Hermanto menekankan, jika dikelola baik dan terus melakukan berbagai perbaikan, bukan mustahil, dengan kapasitas teknologi digital di dalamnya, program Kartu Prakerja bisa jadi agen penyalur tenaga kerja yang efektif dan bisa diandalkan.
“Kartu Prakerja ini sudah punya segmen tersendiri. Tinggal kuatkan fungsi search and match-nya. Baik dengan dunia kerja maupun lembaga pembiayaan,” ungkap doktor ekonomi dari Lincoln University, Selandia Baru ini.

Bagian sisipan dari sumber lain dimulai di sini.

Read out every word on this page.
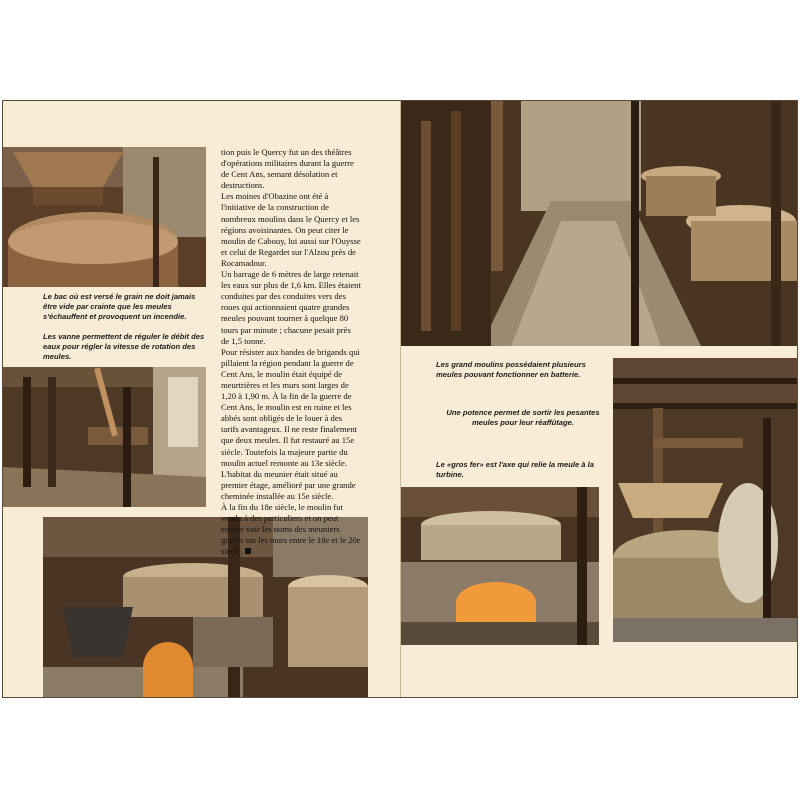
Le bac où est versé le grain ne doit jamais être vide par crainte que les meules s'échauffent et provoquent un incendie.
Les vanne permettent de réguler le débit des eaux pour régler la vitesse de rotation des meules.

tion puis le Quercy fut un des théâtres d'opérations militaires durant la guerre de Cent Ans, semant désolation et destructions.

Les moines d'Obazine ont été à l'initiative de la construction de nombreux moulins dans le Quercy et les régions avoisinantes. On peut citer le moulin de Cabouy, lui aussi sur l'Ouysse et celui de Regardet sur l'Alzou près de Rocamadour.

Un barrage de 6 mètres de large retenait les eaux sur plus de 1,6 km. Elles étaient conduites par des conduites vers des roues qui actionnaient quatre grandes meules pouvant tourner à quelque 80 tours par minute ; chacune pesait près de 1,5 tonne.

Pour résister aux bandes de brigands qui pillaient la région pendant la guerre de Cent Ans, le moulin était équipé de meurtrières et les murs sont larges de 1,20 à 1,90 m. À la fin de la guerre de Cent Ans, le moulin est en ruine et les abbés sont obligés de le louer à des tarifs avantageux. Il ne reste finalement que deux meules. Il fut restauré au 15e siècle. Toutefois la majeure partie du moulin actuel remonte au 13e siècle.

L'habitat du meunier était situé au premier étage, amélioré par une grande cheminée installée au 15e siècle.

À la fin du 18e siècle, le moulin fut vendu à des particuliers et on peut encore voir les noms des meuniers gravés sur les murs entre le 18e et le 20e siècle.

Les grand moulins possédaient plusieurs meules pouvant fonctionner en batterie.
Une potence permet de sortir les pesantes meules pour leur réaffûtage.
Le «gros fer» est l'axe qui relie la meule à la turbine.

Pada kesempatan ini, Denni Purbasari memaparkan bahwa ekosistem Kartu Prakerja sudah menjaring tiga job portal untuk memberikan fitur ‘job recommendation’ di dashboard masing-masing peserta.

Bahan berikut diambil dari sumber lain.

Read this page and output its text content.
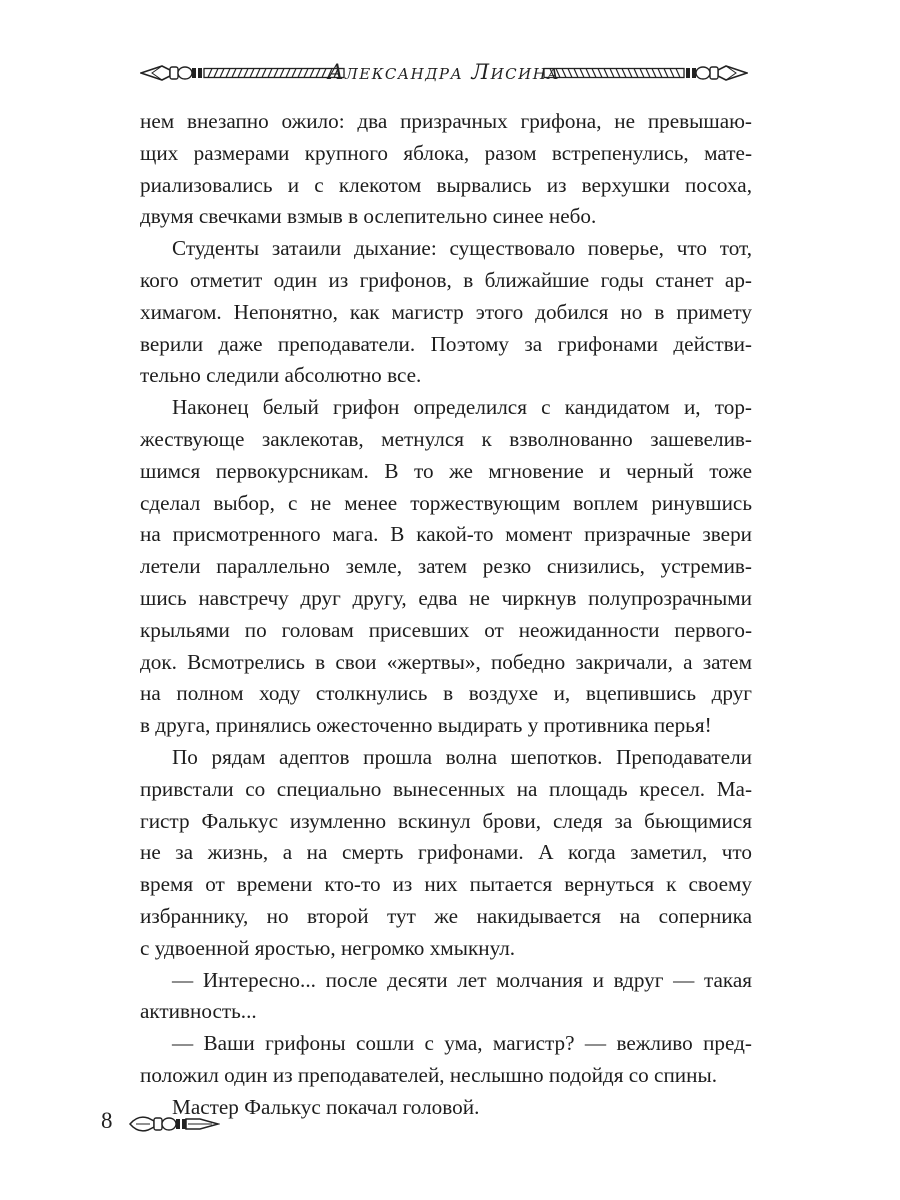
Александра Лисина

нем внезапно ожило: два призрачных грифона, не превышаю-

щих размерами крупного яблока, разом встрепенулись, мате-

риализовались и с клекотом вырвались из верхушки посоха,

двумя свечками взмыв в ослепительно синее небо.

Студенты затаили дыхание: существовало поверье, что тот,

кого отметит один из грифонов, в ближайшие годы станет ар-

химагом. Непонятно, как магистр этого добился но в примету

верили даже преподаватели. Поэтому за грифонами действи-

тельно следили абсолютно все.

Наконец белый грифон определился с кандидатом и, тор-

жествующе заклекотав, метнулся к взволнованно зашевелив-

шимся первокурсникам. В то же мгновение и черный тоже

сделал выбор, с не менее торжествующим воплем ринувшись

на присмотренного мага. В какой-то момент призрачные звери

летели параллельно земле, затем резко снизились, устремив-

шись навстречу друг другу, едва не чиркнув полупрозрачными

крыльями по головам присевших от неожиданности первого-

док. Всмотрелись в свои «жертвы», победно закричали, а затем

на полном ходу столкнулись в воздухе и, вцепившись друг

в друга, принялись ожесточенно выдирать у противника перья!

По рядам адептов прошла волна шепотков. Преподаватели

привстали со специально вынесенных на площадь кресел. Ма-

гистр Фалькус изумленно вскинул брови, следя за бьющимися

не за жизнь, а на смерть грифонами. А когда заметил, что

время от времени кто-то из них пытается вернуться к своему

избраннику, но второй тут же накидывается на соперника

с удвоенной яростью, негромко хмыкнул.

— Интересно... после десяти лет молчания и вдруг — такая

активность...

— Ваши грифоны сошли с ума, магистр? — вежливо пред-

положил один из преподавателей, неслышно подойдя со спины.

Мастер Фалькус покачал головой.

8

“Misalnya, seorang penerima Kartu Prakerja menyelesaikan pelatihan desain grafis, maka ia akan menerima informasi lowongan pekerjaan di bidang itu di berbagai lokasi se-Indonesia,” urainya.
Selain itu, masih bekerjasama dengan job portal yang sama, website prakerja.go.id juga memiliki fitur ‘Tren Rekrutmen’ yang memberikan informasi bagi para peserta tentang pekerjaan apa yang paling dicari saat ini.

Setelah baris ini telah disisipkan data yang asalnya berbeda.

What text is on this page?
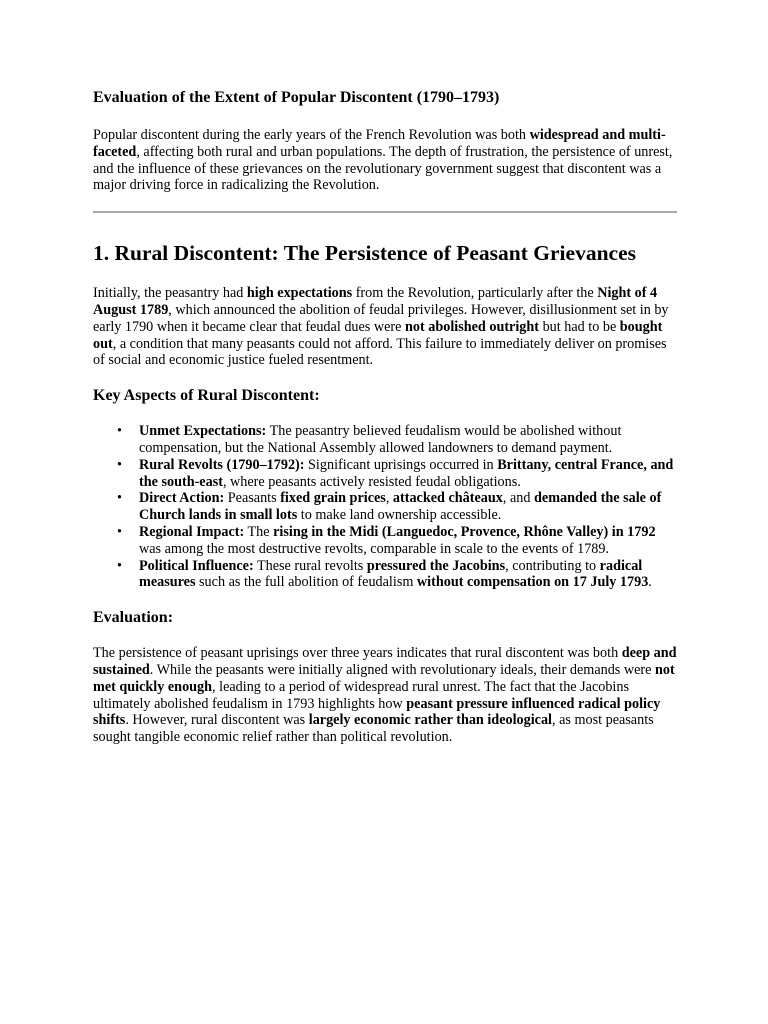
Evaluation of the Extent of Popular Discontent (1790–1793)

Popular discontent during the early years of the French Revolution was both widespread and multi-faceted, affecting both rural and urban populations. The depth of frustration, the persistence of unrest, and the influence of these grievances on the revolutionary government suggest that discontent was a major driving force in radicalizing the Revolution.

1. Rural Discontent: The Persistence of Peasant Grievances

Initially, the peasantry had high expectations from the Revolution, particularly after the Night of 4 August 1789, which announced the abolition of feudal privileges. However, disillusionment set in by early 1790 when it became clear that feudal dues were not abolished outright but had to be bought out, a condition that many peasants could not afford. This failure to immediately deliver on promises of social and economic justice fueled resentment.

Key Aspects of Rural Discontent:
• Unmet Expectations: The peasantry believed feudalism would be abolished without compensation, but the National Assembly allowed landowners to demand payment.
• Rural Revolts (1790–1792): Significant uprisings occurred in Brittany, central France, and the south-east, where peasants actively resisted feudal obligations.
• Direct Action: Peasants fixed grain prices, attacked châteaux, and demanded the sale of Church lands in small lots to make land ownership accessible.
• Regional Impact: The rising in the Midi (Languedoc, Provence, Rhône Valley) in 1792 was among the most destructive revolts, comparable in scale to the events of 1789.
• Political Influence: These rural revolts pressured the Jacobins, contributing to radical measures such as the full abolition of feudalism without compensation on 17 July 1793.
Evaluation:

The persistence of peasant uprisings over three years indicates that rural discontent was both deep and sustained. While the peasants were initially aligned with revolutionary ideals, their demands were not met quickly enough, leading to a period of widespread rural unrest. The fact that the Jacobins ultimately abolished feudalism in 1793 highlights how peasant pressure influenced radical policy shifts. However, rural discontent was largely economic rather than ideological, as most peasants sought tangible economic relief rather than political revolution.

“Di situ ada sepuluh besar lowongan pekerjaan yang paling dicari. Terus diperbarui dari bulan ke bulan dan di-breakdown sampai provinsi,” kata Deputi Kepala Staf Kepresidenan 2015-2010 ini.
Untuk saat ini, sepuluh besar pekerjaan paling dicari yang tercantum pada ‘Tren Rekrutmen’ www.prakerja.go.id diduduki antara lain bidang penjualan ritel, pemasaran/pengembangan bisnis, IT-perangkat lunak, akuntansi umum/pembiayaan, penjualan-korporasi, personalia, perbankan dan staf administrasi umum.
Denni menjelaskan, dengan 1.500 jenis pelatihan yang disediakan sekitar 180 lembaga pelatihan, Kartu Prakerja berusaha memenuhi kebutuhan para pencari kerja maupun sisi perusahaan penyedia lapangan kerja.
“Ibarat makan prasmanan, kami sediakan semua. Para peserta bebas memilih sendiri lauk pauknya. Kualitas dan harga pelatihan pun terjaga dengan baik karena setiap lembaga penyedia pelatihan bersaing dalam mekanisme pasar yang teregulasi oleh Manajemen Pelaksana Kartu Prakerja,” kata doktor ekonomi lulusan University of Colorado at Boulder Amerika Serikat ini.
Meski lahir dan beroperasi dari dana APBN, Denni meyakinkan bahwa Program Kartu Prakerja menekankan diri menjadi produk yang menerapkan prinsip ‘costumer sentris’, yakni sebuah layanan dengan menitikberatkan pada kepuasan konsumen.
“Kami bertekad menjadi sebuah produk, dan, layaknya sebuah korporasi, kami berjuang agar produk ini jangan sampai jadi produk gagal. Bukan semata melakukan penyerapan APBN. Untuk itu, kami harus mendengarkan suara konsumen di era end to end digital ini,” katanya.
Berbagai iterasi terus dilakukan Program Kartu Prakerja untuk meningkatkan perbaikan diri.
“Iterasi atau pembelajaran kami lakukan dengan mendengarkan suara konsumen secara terus menerus, baik melalui komentar di media sosial maupun contact centre Prakerja,” urainya.
Denni Purbasari memberi contoh, begitu ada sebuah masalah teknis yang disuarakan secara massif oleh pendaftar Kartu Prakerja, maka tim Divisi Operasi berusaha keras menyelesaikan persoalan itu.
“Tim teknis di Divisi Operasi ini ‘DNA’-nya start up. Mereka langsung bekerja keras dan dipastikan tidak akan tidur sebelum persoalan selesai,” ungkapnya.
Karena kerja keras Hasil survei terbaru Ipsos, sebuah lembaga riset global dari Amerika Serikat, mengungkapkan bahwa 53 persen masyarakat Indonesia mengaku puas dengan bantuan dari pemerintah selama pandemi Covid-19. Dari berbagai program bantuan yang diberikan pemerintah, ada tiga program bantuan yang paling banyak didapatkan masyarakat, yakni Program Kartu Prakerja dengan persentase 24 persen, subsidi listrik 19 persen, dan subsidi kuota internet pada sektor pendidikan sebesar 18 persen.